Synthèse énergétique et impact sur le climat
15 graphiques commentés pour comprendre le système énergétique de la France, son évolution et son impact sur le climat et positionner le pays par rapport au Monde et à l’Europe (UE+UK) mais aussi l’Allemagne à laquelle les français portent une attention particulière.
Avec l’identité de Kaya pour guide.
Cela fait beaucoup de graphiques mais c’est nécessaire pour obtenir une vue complète de l’énergie, de sa transition et de son impact sur le climat et pour comprendre les interactions et les leviers d’action pour la transition énergétique.
Il ne faut pas hésiter à sélectionner les plus pertinents pour votre bonne compréhension selon l’attention portée à l’énergie en général, à l’électricité ou au CO2. N’hésitez pas à décharger la version PDF pour avoir une vision globale et choisir ensuite les graphiques qui vous seront les plus utiles.
ABC
ÉCONOMIE
PIB par habitant
Constats-clés
- le PIB par habitant de la France a été multiplié par 2,2 en 50 ans. C’est moins que les grands voisins allemand et britannique (fois 2,4 tous les deux)
- le PIB français par habitant était 3,8 fois plus élevé que la moyenne mondiale en 1970, ce rapport est passé à 3,6 fois en 2022
- l’écart par rapport à l’UE+UK s’est réduit (+11% en 2022 contre +27% en 1970)
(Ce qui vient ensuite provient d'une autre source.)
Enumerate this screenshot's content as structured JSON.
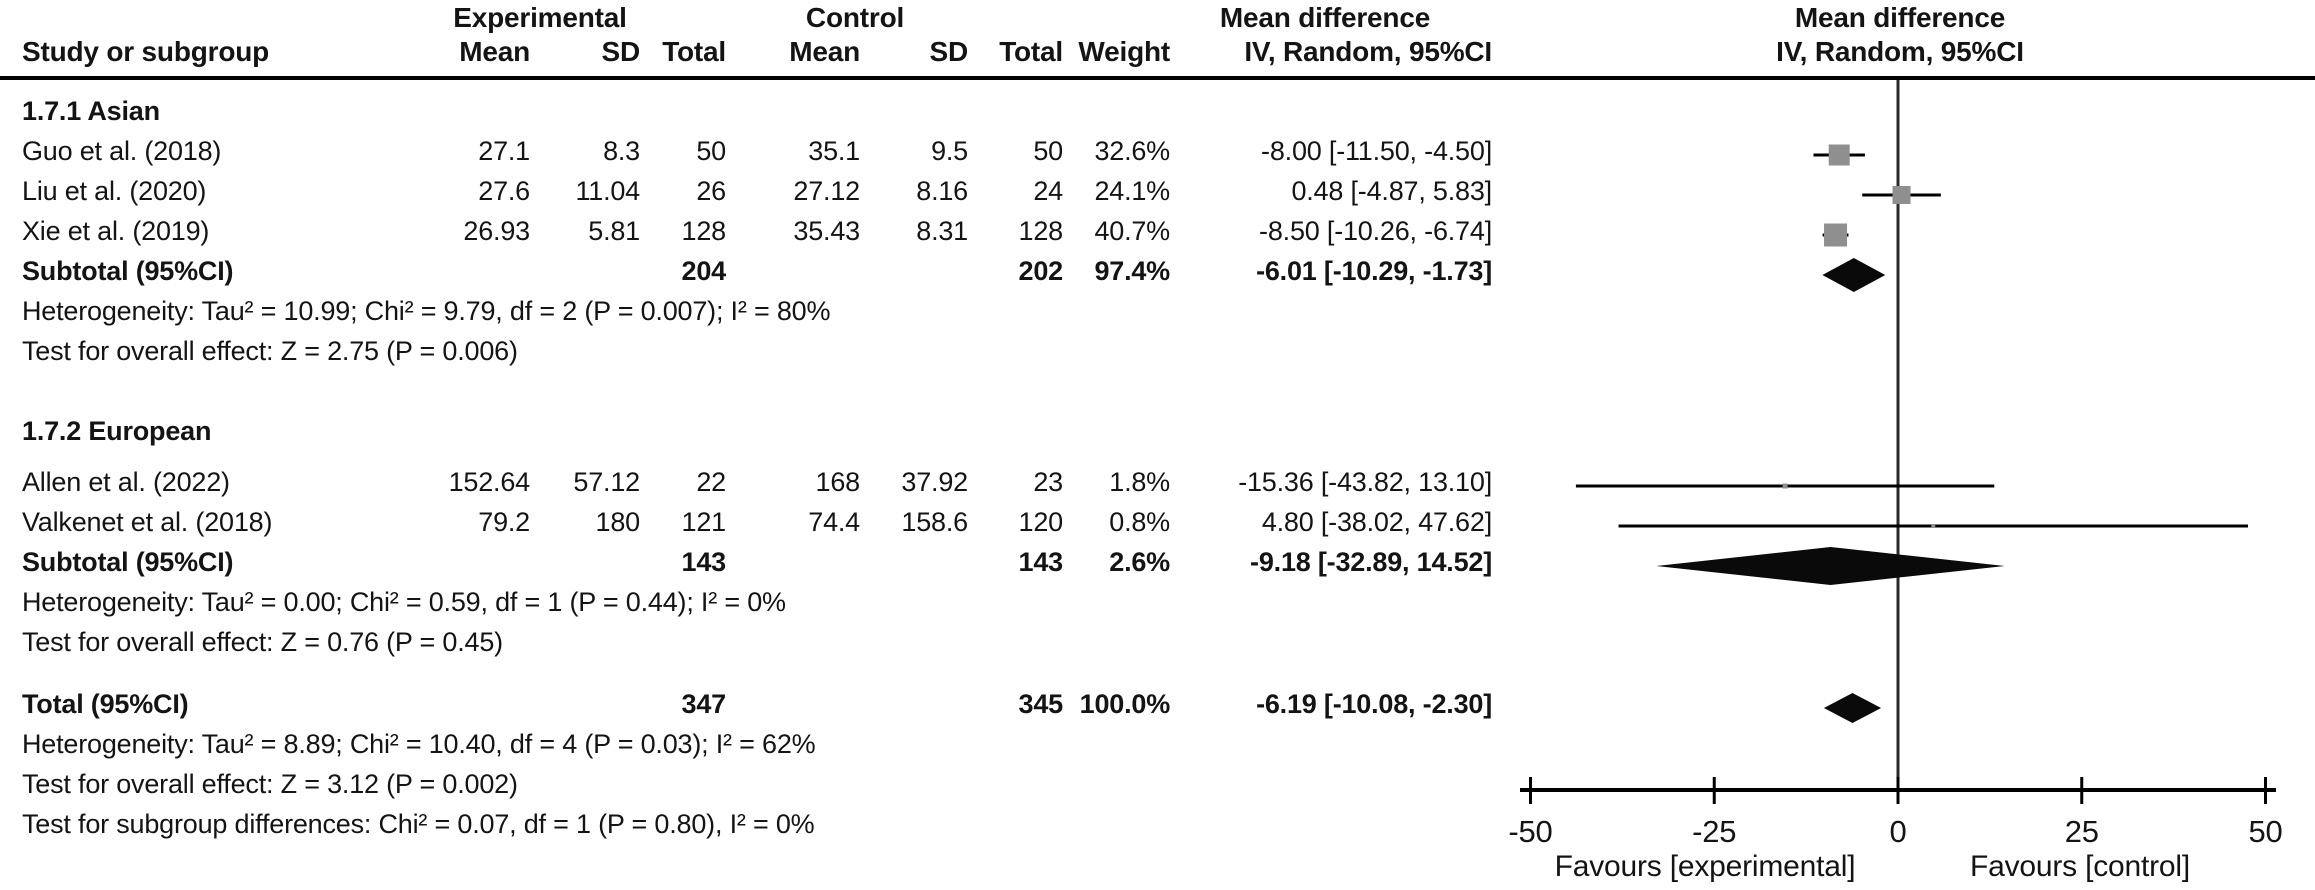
{
  "header": {
    "experimental": "Experimental",
    "control": "Control",
    "mean_difference": "Mean difference",
    "study_or_subgroup": "Study or subgroup",
    "mean": "Mean",
    "sd": "SD",
    "total": "Total",
    "weight": "Weight",
    "method_ci": "IV, Random, 95%CI",
    "mean_difference_plot": "Mean difference",
    "method_ci_plot": "IV, Random, 95%CI"
  },
  "chart_data": {
    "type": "forest",
    "effect_measure": "Mean difference",
    "method": "IV, Random, 95%CI",
    "axis": {
      "min": -50,
      "max": 50,
      "ticks": [
        -50,
        -25,
        0,
        25,
        50
      ],
      "favours_left": "Favours [experimental]",
      "favours_right": "Favours [control]"
    },
    "groups": [
      {
        "name": "1.7.1 Asian",
        "studies": [
          {
            "study": "Guo et al. (2018)",
            "exp_mean": "27.1",
            "exp_sd": "8.3",
            "exp_total": "50",
            "ctrl_mean": "35.1",
            "ctrl_sd": "9.5",
            "ctrl_total": "50",
            "weight": "32.6%",
            "weight_val": 32.6,
            "md": -8.0,
            "lo": -11.5,
            "hi": -4.5,
            "ci_text": "-8.00 [-11.50, -4.50]"
          },
          {
            "study": "Liu et al. (2020)",
            "exp_mean": "27.6",
            "exp_sd": "11.04",
            "exp_total": "26",
            "ctrl_mean": "27.12",
            "ctrl_sd": "8.16",
            "ctrl_total": "24",
            "weight": "24.1%",
            "weight_val": 24.1,
            "md": 0.48,
            "lo": -4.87,
            "hi": 5.83,
            "ci_text": "0.48 [-4.87, 5.83]"
          },
          {
            "study": "Xie et al. (2019)",
            "exp_mean": "26.93",
            "exp_sd": "5.81",
            "exp_total": "128",
            "ctrl_mean": "35.43",
            "ctrl_sd": "8.31",
            "ctrl_total": "128",
            "weight": "40.7%",
            "weight_val": 40.7,
            "md": -8.5,
            "lo": -10.26,
            "hi": -6.74,
            "ci_text": "-8.50 [-10.26, -6.74]"
          }
        ],
        "subtotal": {
          "label": "Subtotal (95%CI)",
          "exp_total": "204",
          "ctrl_total": "202",
          "weight": "97.4%",
          "md": -6.01,
          "lo": -10.29,
          "hi": -1.73,
          "ci_text": "-6.01 [-10.29, -1.73]",
          "diamond_half_height": 17
        },
        "heterogeneity": "Heterogeneity: Tau² = 10.99; Chi² = 9.79, df = 2 (P = 0.007); I² = 80%",
        "overall_effect": "Test for overall effect: Z = 2.75 (P = 0.006)"
      },
      {
        "name": "1.7.2 European",
        "studies": [
          {
            "study": "Allen et al. (2022)",
            "exp_mean": "152.64",
            "exp_sd": "57.12",
            "exp_total": "22",
            "ctrl_mean": "168",
            "ctrl_sd": "37.92",
            "ctrl_total": "23",
            "weight": "1.8%",
            "weight_val": 1.8,
            "md": -15.36,
            "lo": -43.82,
            "hi": 13.1,
            "ci_text": "-15.36 [-43.82, 13.10]"
          },
          {
            "study": "Valkenet et al. (2018)",
            "exp_mean": "79.2",
            "exp_sd": "180",
            "exp_total": "121",
            "ctrl_mean": "74.4",
            "ctrl_sd": "158.6",
            "ctrl_total": "120",
            "weight": "0.8%",
            "weight_val": 0.8,
            "md": 4.8,
            "lo": -38.02,
            "hi": 47.62,
            "ci_text": "4.80 [-38.02, 47.62]"
          }
        ],
        "subtotal": {
          "label": "Subtotal (95%CI)",
          "exp_total": "143",
          "ctrl_total": "143",
          "weight": "2.6%",
          "md": -9.18,
          "lo": -32.89,
          "hi": 14.52,
          "ci_text": "-9.18 [-32.89, 14.52]",
          "diamond_half_height": 19
        },
        "heterogeneity": "Heterogeneity: Tau² = 0.00; Chi² = 0.59, df = 1 (P = 0.44); I² = 0%",
        "overall_effect": "Test for overall effect: Z = 0.76 (P = 0.45)"
      }
    ],
    "total": {
      "label": "Total (95%CI)",
      "exp_total": "347",
      "ctrl_total": "345",
      "weight": "100.0%",
      "md": -6.19,
      "lo": -10.08,
      "hi": -2.3,
      "ci_text": "-6.19 [-10.08, -2.30]",
      "diamond_half_height": 15
    },
    "total_heterogeneity": "Heterogeneity: Tau² = 8.89; Chi² = 10.40, df = 4 (P = 0.03); I² = 62%",
    "total_overall_effect": "Test for overall effect: Z = 3.12 (P = 0.002)",
    "subgroup_differences": "Test for subgroup differences: Chi² = 0.07, df = 1 (P = 0.80), I² = 0%",
    "colors": {
      "square": "#8f8f8f",
      "ci_line": "#000000",
      "diamond": "#0a0a0a",
      "zero_line": "#2a2a2a",
      "axis": "#000000",
      "text": "#141414"
    }
  }
}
- le PIB français par habitant était égal au niveau britannique en 1970. Il est aujourd’hui inférieur de 6%
- la démographie française a été dynamique : la population a augmenté de 31% de 1970 à 2022 contre 23% pour l’UE+UK et 7,5% pour l’Allemagne.
ABC
ÉNERGIE
Consommation d’énergie primaire
Constats-clés
- le constat le plus visible est l’extraordinaire développement du nucléaire de 1980 à 2000
- avec le développement massif du nucléaire la France a réduit sa dépendance externe directe et fourni une électricité bon abondante et bon marché aux consommateurs et entreprises
- à la différence de la quasi-totalité des pays européens et de l’Europe (UE+UK), la consommation d’énergie primaire a continué d’augmenter substantiellement de 1980 à 2000 (+35% en France contre +8% pour l’Europe et -6% en Allemagne)
- le repli des fossiles n’en reste pas moins important : -35% de 1990 à 2022 mais ce n’est pas plus que l’Allemagne (-35%) et le Royaume-Uni (-33%)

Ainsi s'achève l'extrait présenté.